One thing that is necessary to develop in helping us re-frame our liabilities is an attitude of curiosity rather than absolutes. It is our dichotomous thinking that leads to judgement of circumstances and actions as good or bad, and by extension, our own suffering or the suffering that we cause others based on those judgments. Perhaps the fear that we feel is really our need to protect those whom we love. Perhaps the violence that is perpetrated on others is done from a need to control the chaos in that persons world by attacking a scapegoat because that person is unable (at this time) to face their own fears and how they may have contributed to them. When we stay curious, we start to see the nuance and uniqueness of the qualities that lie between our judgments of good and bad or right and wrong. In doing this, we can begin to understand how we have disconnected from our own duplicitous actions and thinking, and then apply that experience to others to see that they are no better or worse than us.
If we take our current political situation and all of the fear, violence, hypocrisy, and lack of civility that surrounds us, and we apply this sense of curiosity to our own feelings about it, we can ask ourselves what we truly value, and begin to look at how our own actions may or may not measure up to those values. We can then put that thought aside, and apply the same sense of curiosity to how those who differ in opinions or values from our own may be doing the same thing. But there is one more, crucial step here… we have to suspend our judgments of both ourselves and others while we do this, which is often a process that we need to revisit in smaller, more digestible pieces. When we practice this, we begin to see that the thoughts and feelings that drive both ends of the spectrum toward extremes are present in all of us, and conversely, we begin to realize that most of us are closer to the middle of the spectrum than we realize, and that we are responsible for how our perception can place otherwise moderate people on the extremes, and how we create this with the backlash that we put out into the world.

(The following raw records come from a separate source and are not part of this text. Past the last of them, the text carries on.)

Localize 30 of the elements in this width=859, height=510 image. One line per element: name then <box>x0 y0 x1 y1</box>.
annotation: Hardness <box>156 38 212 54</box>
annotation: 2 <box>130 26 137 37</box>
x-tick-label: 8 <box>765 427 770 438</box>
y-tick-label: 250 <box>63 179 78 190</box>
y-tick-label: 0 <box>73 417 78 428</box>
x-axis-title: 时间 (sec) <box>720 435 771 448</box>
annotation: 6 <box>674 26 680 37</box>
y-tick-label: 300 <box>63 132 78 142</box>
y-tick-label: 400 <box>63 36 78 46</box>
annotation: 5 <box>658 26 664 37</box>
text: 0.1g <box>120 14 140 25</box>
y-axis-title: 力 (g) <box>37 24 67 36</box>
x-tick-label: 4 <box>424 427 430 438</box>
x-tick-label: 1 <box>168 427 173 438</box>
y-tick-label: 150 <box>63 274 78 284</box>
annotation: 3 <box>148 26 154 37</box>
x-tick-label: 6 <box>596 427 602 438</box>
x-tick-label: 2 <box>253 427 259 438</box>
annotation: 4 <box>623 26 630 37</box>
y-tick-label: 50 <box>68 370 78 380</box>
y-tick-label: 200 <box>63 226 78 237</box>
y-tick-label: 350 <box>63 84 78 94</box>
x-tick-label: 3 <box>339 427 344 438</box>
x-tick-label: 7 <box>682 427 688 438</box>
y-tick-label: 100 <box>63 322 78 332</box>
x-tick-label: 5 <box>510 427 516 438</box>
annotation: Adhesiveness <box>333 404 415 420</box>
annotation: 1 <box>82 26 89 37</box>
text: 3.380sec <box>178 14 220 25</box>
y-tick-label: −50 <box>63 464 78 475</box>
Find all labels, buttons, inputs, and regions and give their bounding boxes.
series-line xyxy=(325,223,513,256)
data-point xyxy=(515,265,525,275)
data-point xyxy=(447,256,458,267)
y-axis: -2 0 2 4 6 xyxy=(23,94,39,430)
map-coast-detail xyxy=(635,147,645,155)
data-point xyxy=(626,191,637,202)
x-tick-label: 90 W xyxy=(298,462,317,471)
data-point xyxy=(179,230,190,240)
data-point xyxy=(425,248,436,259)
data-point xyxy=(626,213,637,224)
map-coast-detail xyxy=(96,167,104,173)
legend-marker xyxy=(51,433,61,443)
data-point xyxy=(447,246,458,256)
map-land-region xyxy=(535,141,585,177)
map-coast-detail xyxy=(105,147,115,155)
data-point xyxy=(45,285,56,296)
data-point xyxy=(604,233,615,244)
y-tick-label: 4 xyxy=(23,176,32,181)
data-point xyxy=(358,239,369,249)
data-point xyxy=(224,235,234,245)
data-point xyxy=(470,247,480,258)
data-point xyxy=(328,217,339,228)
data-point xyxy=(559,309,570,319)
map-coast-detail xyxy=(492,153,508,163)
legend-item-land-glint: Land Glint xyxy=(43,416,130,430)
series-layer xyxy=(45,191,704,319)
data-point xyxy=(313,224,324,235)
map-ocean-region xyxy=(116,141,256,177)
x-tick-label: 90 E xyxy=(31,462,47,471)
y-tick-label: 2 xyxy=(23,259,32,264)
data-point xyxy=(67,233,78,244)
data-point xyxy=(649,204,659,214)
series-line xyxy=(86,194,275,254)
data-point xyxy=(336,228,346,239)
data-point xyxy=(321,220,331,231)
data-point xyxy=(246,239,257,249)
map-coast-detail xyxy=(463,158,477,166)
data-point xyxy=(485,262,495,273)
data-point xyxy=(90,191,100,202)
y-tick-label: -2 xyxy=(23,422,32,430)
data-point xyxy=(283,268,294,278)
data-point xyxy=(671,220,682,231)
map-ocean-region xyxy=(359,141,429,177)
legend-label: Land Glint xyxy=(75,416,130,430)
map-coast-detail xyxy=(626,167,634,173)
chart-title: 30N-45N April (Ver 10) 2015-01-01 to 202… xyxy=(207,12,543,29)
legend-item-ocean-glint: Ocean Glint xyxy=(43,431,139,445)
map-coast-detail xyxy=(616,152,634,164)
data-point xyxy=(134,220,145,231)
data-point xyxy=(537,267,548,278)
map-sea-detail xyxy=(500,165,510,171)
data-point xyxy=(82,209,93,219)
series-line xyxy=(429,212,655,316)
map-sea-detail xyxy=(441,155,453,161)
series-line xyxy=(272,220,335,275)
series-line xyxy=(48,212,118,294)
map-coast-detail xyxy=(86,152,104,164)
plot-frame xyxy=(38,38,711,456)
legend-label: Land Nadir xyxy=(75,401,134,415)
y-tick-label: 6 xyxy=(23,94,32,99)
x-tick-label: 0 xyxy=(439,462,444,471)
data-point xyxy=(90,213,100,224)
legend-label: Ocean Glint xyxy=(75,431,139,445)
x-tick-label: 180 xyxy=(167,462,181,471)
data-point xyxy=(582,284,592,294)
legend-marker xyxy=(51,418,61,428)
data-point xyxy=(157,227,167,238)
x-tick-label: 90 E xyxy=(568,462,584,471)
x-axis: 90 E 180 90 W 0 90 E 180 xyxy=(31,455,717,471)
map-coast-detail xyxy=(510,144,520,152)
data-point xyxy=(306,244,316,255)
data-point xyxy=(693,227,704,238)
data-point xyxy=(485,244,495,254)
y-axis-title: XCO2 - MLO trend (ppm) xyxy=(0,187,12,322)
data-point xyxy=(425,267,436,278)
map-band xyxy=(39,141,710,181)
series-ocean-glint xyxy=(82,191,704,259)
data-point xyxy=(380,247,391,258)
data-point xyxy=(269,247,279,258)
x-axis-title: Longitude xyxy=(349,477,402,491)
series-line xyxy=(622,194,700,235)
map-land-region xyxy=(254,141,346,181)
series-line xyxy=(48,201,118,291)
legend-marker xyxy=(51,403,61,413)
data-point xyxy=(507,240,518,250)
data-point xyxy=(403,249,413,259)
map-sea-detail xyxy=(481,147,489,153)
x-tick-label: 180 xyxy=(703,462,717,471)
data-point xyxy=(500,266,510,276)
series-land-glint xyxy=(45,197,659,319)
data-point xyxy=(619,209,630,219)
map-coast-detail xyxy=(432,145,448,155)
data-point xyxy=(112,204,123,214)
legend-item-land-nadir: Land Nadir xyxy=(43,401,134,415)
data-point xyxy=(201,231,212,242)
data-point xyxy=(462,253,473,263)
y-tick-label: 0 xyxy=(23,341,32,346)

Yesterday, I wrote a response to a quote that captured my attention. It said, “I imagine one of the reasons people cling to their hates so stubbornly is because they sense that once hate is gone, they will be forced to deal with pain” (attributed to James Baldwin). My response was: “From my own personal experience, I’d have to say that this leans toward some pretty intense truth for many people. However, some hate is buried beneath generations of pain and lies, and can be extremely difficult to uncover without understanding our history and how we have scapegoated entire groups of people for the sins of those in power.
I, for one, am grateful that the shadow has been exposed, because we now have a solid foundation from which to work that affects and/or resonates with today’s generation.
Change can be extremely painful… but nothing is more painful than what we have already survived.”
If we can buck up the courage not to fight that pain or even hate itself, but to love it (within ourselves) by questioning it and getting to know it, and giving it the attention it so desperately craves, we will be well on our way to re-framing our current circumstances into the vision of the future that we have been working toward for generations. By re-framing our perception of what is happening as an expression of the very feelings that we share by right of being human, we can transform our own fear into courage, our own prejudices and hypocrisies into understanding, and our own need for retribution into justice for everyone.